A stunning tree that stands out in its preferred habitat of cliff faces and rocky-outcrops. The large-leaved rock fig has a creamy coloured root system and gnarled trunk with smooth flaky bark. Its leaves are heart-shaped and of are the largest of all the figs.
Two wasp species (Elisabethiella comptoni and Nigeriella fusciceps) are known to be pollinators of the large-leaved rock fig. They enter the fig through a tiny hole at the top, once in they will pollinate the flowers as they lay their eggs.
Until the roots of a large-leaved rock fig have found a source of nutrition it will experience very little growth other than in its roots. However, once the tree finds such a source its growth is accelerated.
Traditionally men will take a decoction of the large-leaved rock fig bark as a strengthening tonic.
The milky white latex of the large-leaved rock fig is used as a traditional remedy for skin warts.

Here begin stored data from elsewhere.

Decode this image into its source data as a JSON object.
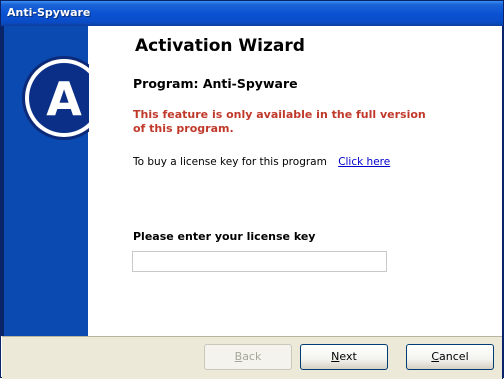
{
  "window": {
    "title": "Anti-Spyware"
  },
  "wizard": {
    "title": "Activation Wizard",
    "program_label": "Program: Anti-Spyware",
    "notice": "This feature is only available in the full version of this program.",
    "buy_text": "To buy a license key for this program",
    "buy_link": "Click here",
    "license_label": "Please enter your license key",
    "license_value": ""
  },
  "buttons": {
    "back": {
      "first": "B",
      "rest": "ack",
      "enabled": false
    },
    "next": {
      "first": "N",
      "rest": "ext",
      "enabled": true
    },
    "cancel": {
      "first": "C",
      "rest": "ancel",
      "enabled": true
    }
  },
  "logo": {
    "letter": "A",
    "icon": "anti-spyware-logo-icon"
  },
  "colors": {
    "titlebar": "#0a52d3",
    "side_panel": "#0b4ab0",
    "notice_text": "#c0392b",
    "link": "#0000cc",
    "footer": "#ece9d8"
  }
}
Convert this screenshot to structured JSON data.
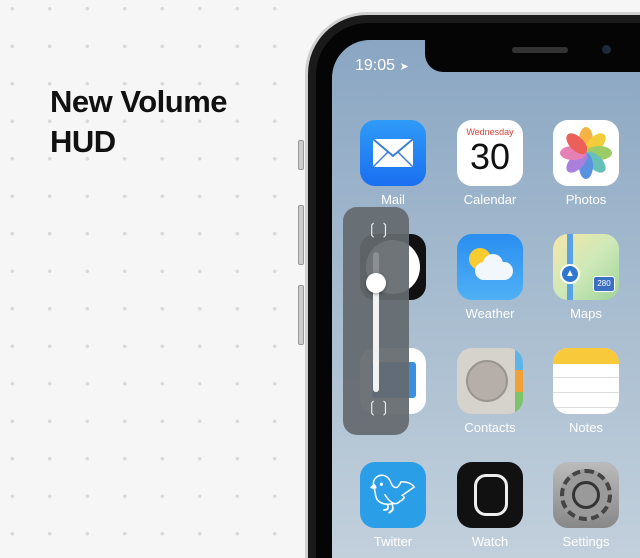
{
  "heading": {
    "line1": "New Volume",
    "line2": "HUD"
  },
  "status_bar": {
    "time": "19:05",
    "location_icon": "location-arrow-icon"
  },
  "apps": [
    {
      "label": "Mail",
      "icon": "mail-icon"
    },
    {
      "label": "Calendar",
      "icon": "calendar-icon",
      "weekday": "Wednesday",
      "day": "30"
    },
    {
      "label": "Photos",
      "icon": "photos-icon"
    },
    {
      "label": "Weather",
      "icon": "weather-icon"
    },
    {
      "label": "Maps",
      "icon": "maps-icon",
      "shield": "280"
    },
    {
      "label": "Contacts",
      "icon": "contacts-icon"
    },
    {
      "label": "Notes",
      "icon": "notes-icon"
    },
    {
      "label": "Twitter",
      "icon": "twitter-icon"
    },
    {
      "label": "Watch",
      "icon": "watch-icon"
    },
    {
      "label": "Settings",
      "icon": "settings-icon"
    }
  ],
  "volume_hud": {
    "level": 0.78,
    "top_icon": "airpods-icon",
    "bottom_icon": "airpods-muted-icon"
  },
  "colors": {
    "screen": "#8aa6c3",
    "hud": "#64696e"
  }
}
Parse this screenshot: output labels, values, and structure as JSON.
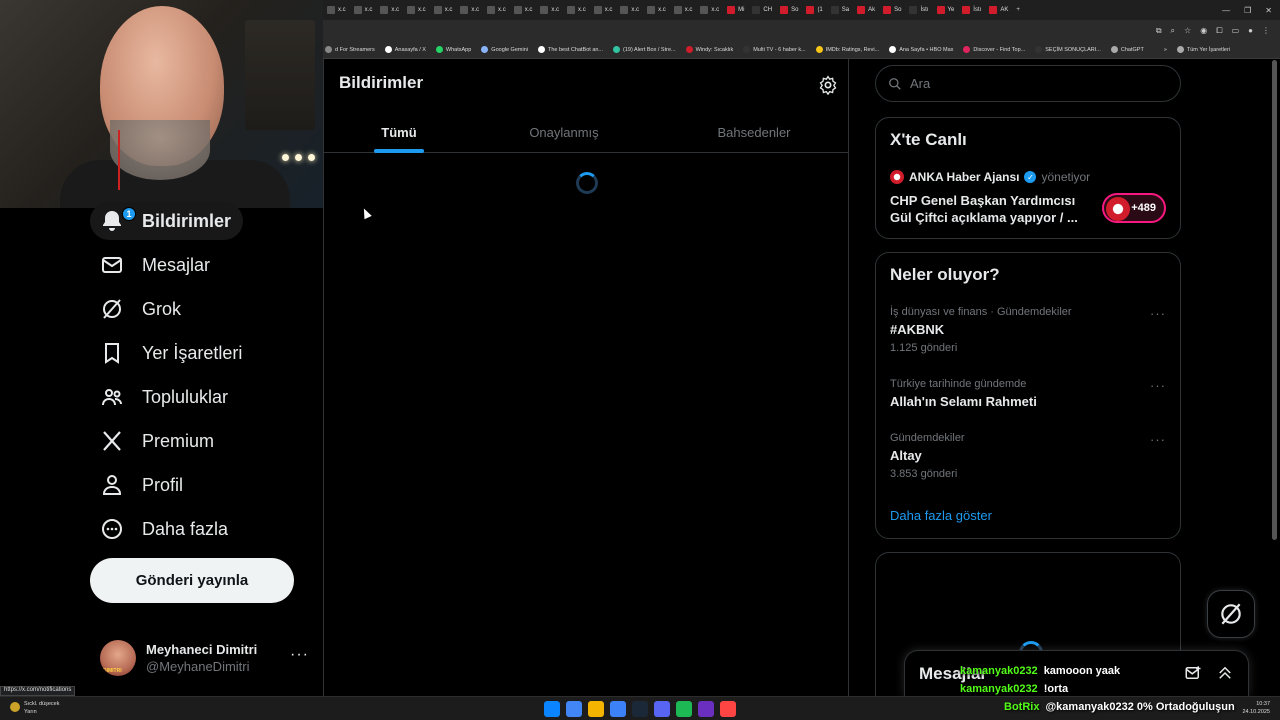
{
  "browser": {
    "tabs": [
      {
        "label": "x.c",
        "color": "#555"
      },
      {
        "label": "x.c",
        "color": "#555"
      },
      {
        "label": "x.c",
        "color": "#555"
      },
      {
        "label": "x.c",
        "color": "#555"
      },
      {
        "label": "x.c",
        "color": "#555"
      },
      {
        "label": "x.c",
        "color": "#555"
      },
      {
        "label": "x.c",
        "color": "#555"
      },
      {
        "label": "x.c",
        "color": "#555"
      },
      {
        "label": "x.c",
        "color": "#555"
      },
      {
        "label": "x.c",
        "color": "#555"
      },
      {
        "label": "x.c",
        "color": "#555"
      },
      {
        "label": "x.c",
        "color": "#555"
      },
      {
        "label": "x.c",
        "color": "#555"
      },
      {
        "label": "x.c",
        "color": "#555"
      },
      {
        "label": "x.c",
        "color": "#555"
      },
      {
        "label": "Mi",
        "color": "#d01c2b"
      },
      {
        "label": "CH",
        "color": "#333"
      },
      {
        "label": "So",
        "color": "#d01c2b"
      },
      {
        "label": "(1",
        "color": "#d01c2b"
      },
      {
        "label": "Sa",
        "color": "#333"
      },
      {
        "label": "Ak",
        "color": "#d01c2b"
      },
      {
        "label": "So",
        "color": "#d01c2b"
      },
      {
        "label": "İstı",
        "color": "#333"
      },
      {
        "label": "Ye",
        "color": "#d01c2b"
      },
      {
        "label": "İstı",
        "color": "#d01c2b"
      },
      {
        "label": "AK",
        "color": "#d01c2b"
      }
    ],
    "bookmarks": [
      {
        "label": "d For Streamers",
        "color": "#888"
      },
      {
        "label": "Anasayfa / X",
        "color": "#fff"
      },
      {
        "label": "WhatsApp",
        "color": "#25d366"
      },
      {
        "label": "Google Gemini",
        "color": "#8ab4f8"
      },
      {
        "label": "The best ChatBot an...",
        "color": "#fff"
      },
      {
        "label": "(19) Alert Box / Stre...",
        "color": "#32c3a2"
      },
      {
        "label": "Windy: Sıcaklık",
        "color": "#d01c2b"
      },
      {
        "label": "Multi TV - 6 haber k...",
        "color": "#333"
      },
      {
        "label": "IMDb: Ratings, Revi...",
        "color": "#f5c518"
      },
      {
        "label": "Ana Sayfa • HBO Max",
        "color": "#fff"
      },
      {
        "label": "Discover - Find Top...",
        "color": "#e0245e"
      },
      {
        "label": "SEÇİM SONUÇLARI...",
        "color": "#333"
      },
      {
        "label": "ChatGPT",
        "color": "#aaa"
      },
      {
        "label": "»",
        "color": "#2b2b2b"
      },
      {
        "label": "Tüm Yer İşaretleri",
        "color": "#aaa"
      }
    ]
  },
  "nav": {
    "notifications_label": "Bildirimler",
    "notifications_badge": "1",
    "messages_label": "Mesajlar",
    "grok_label": "Grok",
    "bookmarks_label": "Yer İşaretleri",
    "communities_label": "Topluluklar",
    "premium_label": "Premium",
    "profile_label": "Profil",
    "more_label": "Daha fazla",
    "post_button_label": "Gönderi yayınla"
  },
  "profile": {
    "name": "Meyhaneci Dimitri",
    "handle": "@MeyhaneDimitri",
    "more": "···"
  },
  "main": {
    "title": "Bildirimler",
    "tabs": [
      {
        "label": "Tümü",
        "active": true
      },
      {
        "label": "Onaylanmış",
        "active": false
      },
      {
        "label": "Bahsedenler",
        "active": false
      }
    ]
  },
  "sidebar": {
    "search_placeholder": "Ara",
    "live": {
      "title": "X'te Canlı",
      "host": "ANKA Haber Ajansı",
      "host_role": "yönetiyor",
      "text": "CHP Genel Başkan Yardımcısı Gül Çiftci açıklama yapıyor / ...",
      "listeners": "+489"
    },
    "trends": {
      "title": "Neler oluyor?",
      "items": [
        {
          "meta": "İş dünyası ve finans · Gündemdekiler",
          "name": "#AKBNK",
          "count": "1.125 gönderi"
        },
        {
          "meta": "Türkiye tarihinde gündemde",
          "name": "Allah'ın Selamı Rahmeti",
          "count": ""
        },
        {
          "meta": "Gündemdekiler",
          "name": "Altay",
          "count": "3.853 gönderi"
        }
      ],
      "show_more": "Daha fazla göster"
    },
    "messages_title": "Mesajlar"
  },
  "chat": [
    {
      "user": "kamanyak0232",
      "message": "kamooon yaak"
    },
    {
      "user": "kamanyak0232",
      "message": "!orta"
    }
  ],
  "status_url": "https://x.com/notifications",
  "taskbar": {
    "weather_line1": "Sıckl. düşecek",
    "weather_line2": "Yarın",
    "botrix_name": "BotRix",
    "botrix_text": "@kamanyak0232 0% Ortadoğuluşun",
    "time": "10:37",
    "date": "24.10.2025",
    "apps": [
      "#0a84ff",
      "#4285f4",
      "#f5b400",
      "#3c82f6",
      "#1b2838",
      "#5865f2",
      "#1db954",
      "#6b2fbf",
      "#ff4444"
    ]
  },
  "colors": {
    "accent": "#1d9bf0",
    "background": "#000000",
    "live_pink": "#f91880",
    "chat_green": "#53fc18"
  }
}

The roots of the large-leaved rock fig can reach depths of 60m as they snake their way through cracks in the rocks to access nutrients from the water and soil below.
The large-leaved rock fig is known as a rock splitter due to its roots expanding in small cracks creating pressure which actually causes the rock to split.
At 15 x 20 cm the large-leaved rock fig has the largest leaves of all fig trees.